As moms we typically “get it”. We know our children’s routines. We know what different cries mean. We can tell when something is “off”.
Dads. Not so much.
Don’t get me wrong. My husband is wonderful! He plays with our sweet little boy like only he can. He’s great at helping with those poopy diapers, even after a long day of teaching and coaching. And he’s always been my emotional supporter. I know he’ll continue to be a great daddy as our son grows, and they’ll have a bond that I will never understand.
But daddy simply doesn’t understand some things.
Daddy gets upset when the baby cries when he gets put down for a nap. Even though I know he just needs to fake cry for 2-3 minutes to let us know he doesn’t like this and is afraid of missing out on something while he sleeps. Those 2-3 minutes of crying get daddy all worked up and upset for an hour. And daddy doesn’t understand why baby sometimes refuses food, even if it’s his favorite. He’ll think he’s doing something wrong when it’s just a picky eater kind of day.

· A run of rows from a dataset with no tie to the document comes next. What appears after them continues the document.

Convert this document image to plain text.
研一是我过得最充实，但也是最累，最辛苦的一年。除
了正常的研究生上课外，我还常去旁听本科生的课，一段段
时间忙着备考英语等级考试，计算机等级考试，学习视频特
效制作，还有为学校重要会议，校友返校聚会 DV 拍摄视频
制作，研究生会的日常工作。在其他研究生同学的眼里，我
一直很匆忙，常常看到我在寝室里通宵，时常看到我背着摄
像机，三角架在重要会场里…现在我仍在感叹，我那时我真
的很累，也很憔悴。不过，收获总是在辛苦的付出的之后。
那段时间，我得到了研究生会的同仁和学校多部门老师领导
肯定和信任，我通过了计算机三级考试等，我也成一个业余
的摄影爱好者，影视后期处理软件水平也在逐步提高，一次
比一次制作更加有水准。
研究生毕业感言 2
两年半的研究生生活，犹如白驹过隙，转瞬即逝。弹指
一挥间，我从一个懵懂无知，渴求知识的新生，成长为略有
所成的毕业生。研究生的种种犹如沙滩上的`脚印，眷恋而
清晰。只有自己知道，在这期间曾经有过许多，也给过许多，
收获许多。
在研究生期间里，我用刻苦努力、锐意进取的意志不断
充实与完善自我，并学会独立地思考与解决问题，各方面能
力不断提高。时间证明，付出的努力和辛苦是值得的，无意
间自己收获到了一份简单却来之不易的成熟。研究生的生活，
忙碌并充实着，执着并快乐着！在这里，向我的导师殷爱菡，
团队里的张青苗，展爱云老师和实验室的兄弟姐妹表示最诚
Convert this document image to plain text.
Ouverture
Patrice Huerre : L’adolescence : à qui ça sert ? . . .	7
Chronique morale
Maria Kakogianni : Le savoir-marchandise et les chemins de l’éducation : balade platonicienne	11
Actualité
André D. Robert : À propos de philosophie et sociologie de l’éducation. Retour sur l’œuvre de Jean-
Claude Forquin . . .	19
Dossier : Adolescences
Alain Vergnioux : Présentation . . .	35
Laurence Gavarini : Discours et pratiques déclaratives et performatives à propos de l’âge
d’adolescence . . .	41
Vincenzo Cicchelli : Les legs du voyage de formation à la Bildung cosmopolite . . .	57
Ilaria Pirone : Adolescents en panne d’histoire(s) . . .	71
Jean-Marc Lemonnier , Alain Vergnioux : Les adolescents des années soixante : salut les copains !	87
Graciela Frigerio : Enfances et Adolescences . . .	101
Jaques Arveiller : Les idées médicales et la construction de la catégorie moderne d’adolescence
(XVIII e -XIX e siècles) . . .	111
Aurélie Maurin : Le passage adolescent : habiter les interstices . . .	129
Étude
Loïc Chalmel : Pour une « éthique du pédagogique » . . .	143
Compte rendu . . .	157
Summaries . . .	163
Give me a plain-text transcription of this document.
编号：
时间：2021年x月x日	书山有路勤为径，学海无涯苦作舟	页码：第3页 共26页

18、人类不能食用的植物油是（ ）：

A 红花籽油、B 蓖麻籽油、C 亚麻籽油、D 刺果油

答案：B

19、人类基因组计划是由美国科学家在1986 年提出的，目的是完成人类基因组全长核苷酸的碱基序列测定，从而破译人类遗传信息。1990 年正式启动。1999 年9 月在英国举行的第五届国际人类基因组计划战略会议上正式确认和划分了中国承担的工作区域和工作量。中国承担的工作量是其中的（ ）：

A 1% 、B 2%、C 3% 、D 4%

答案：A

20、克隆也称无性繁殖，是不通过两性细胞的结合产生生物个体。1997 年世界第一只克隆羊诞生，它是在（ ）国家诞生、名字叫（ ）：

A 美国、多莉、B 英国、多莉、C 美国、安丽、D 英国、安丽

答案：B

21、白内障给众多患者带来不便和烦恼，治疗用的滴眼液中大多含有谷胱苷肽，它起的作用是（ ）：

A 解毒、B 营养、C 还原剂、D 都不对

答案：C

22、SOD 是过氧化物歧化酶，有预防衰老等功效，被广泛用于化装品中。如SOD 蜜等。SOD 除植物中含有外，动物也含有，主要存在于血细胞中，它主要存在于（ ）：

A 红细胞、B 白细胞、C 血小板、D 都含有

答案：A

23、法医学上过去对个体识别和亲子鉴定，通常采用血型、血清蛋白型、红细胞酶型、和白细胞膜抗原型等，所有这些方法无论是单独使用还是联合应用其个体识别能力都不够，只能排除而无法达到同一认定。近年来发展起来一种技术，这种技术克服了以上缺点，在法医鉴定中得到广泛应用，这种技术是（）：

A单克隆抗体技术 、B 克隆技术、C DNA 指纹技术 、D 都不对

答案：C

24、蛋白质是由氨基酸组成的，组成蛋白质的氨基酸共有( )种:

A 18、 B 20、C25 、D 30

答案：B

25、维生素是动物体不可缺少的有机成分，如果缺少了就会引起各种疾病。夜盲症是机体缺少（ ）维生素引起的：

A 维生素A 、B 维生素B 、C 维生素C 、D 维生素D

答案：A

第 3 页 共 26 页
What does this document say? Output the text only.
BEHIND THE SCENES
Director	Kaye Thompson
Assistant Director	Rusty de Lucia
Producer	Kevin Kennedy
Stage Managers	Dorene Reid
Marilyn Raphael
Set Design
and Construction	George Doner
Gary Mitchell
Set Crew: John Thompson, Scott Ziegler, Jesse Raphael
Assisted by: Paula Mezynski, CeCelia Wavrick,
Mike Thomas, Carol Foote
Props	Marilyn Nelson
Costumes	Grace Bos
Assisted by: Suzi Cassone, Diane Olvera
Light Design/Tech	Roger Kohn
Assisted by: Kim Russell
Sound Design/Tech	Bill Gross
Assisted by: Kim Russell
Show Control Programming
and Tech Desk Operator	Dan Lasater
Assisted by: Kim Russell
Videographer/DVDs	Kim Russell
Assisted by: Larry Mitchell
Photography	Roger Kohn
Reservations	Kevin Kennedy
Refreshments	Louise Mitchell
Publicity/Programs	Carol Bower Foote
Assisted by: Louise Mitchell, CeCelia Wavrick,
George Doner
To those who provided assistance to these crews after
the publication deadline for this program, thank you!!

Sometimes our sweet little boy gets handed off to me. Dad just doesn’t want to deal with it. Sometimes I have to step in and intervene so the little guy doesn’t get more worked up.
One day, however, I realized I’d gone too far. Our little man was having a particularly rough day of teething and I hadn’t let daddy do anything. Andrew got upset that I wasn’t including him. I had crossed a line.
At that moment, I realized I needed to figure out ways to include dad more. So here are the five things I now try to do every day to ensure we are including dad in our home.
- Give dad time. He needs to develop a relationship with his children, regardless of age. Don’t step in and “help” with everything. This might mean a mom-outing is in order, but make sure to give dad plenty of uninterrupted time with his kids.
- Communicate. Talk about what is going on with the kids. When my husband gets home from work, I ask how his day went. When he asks how we’re doing, I’ll tell him if junior is off his game. This lets him know what to expect for the evening.
- Be specific. While this ties into #3, it’s worth mentioning on its own. If I need help with something, I should not make blanket statements like, “It sure would be nice if you helped more!” Instead I need to state exactly what would help out. “Could you give little man his bath so I can finish supper?” or “Why don’t you boys go to the park so I can get some work done.” Both of these are specific examples of communication that will include dad more without nagging or begging.
- Thank him. Maybe it’s just my husband, but I have a feeling many dads out there like to know they’re appreciated. If Andrew feeds our little guy supper and gives me 30 minutes of uninterrupted “me” time, I need to show my appreciation! One little thank you goes a long way.
- Don’t judge. It’s easy as moms (at least for me) to think dad is doing something wrong and let him know the right way (aka – my way) of doing things. Instead I need to back off and let him be. If dad wants or needs help, he’ll ask. And I need to consider this: Is what dad is doing “wrong” right now going to matter tomorrow or in a week? If not, leave him be!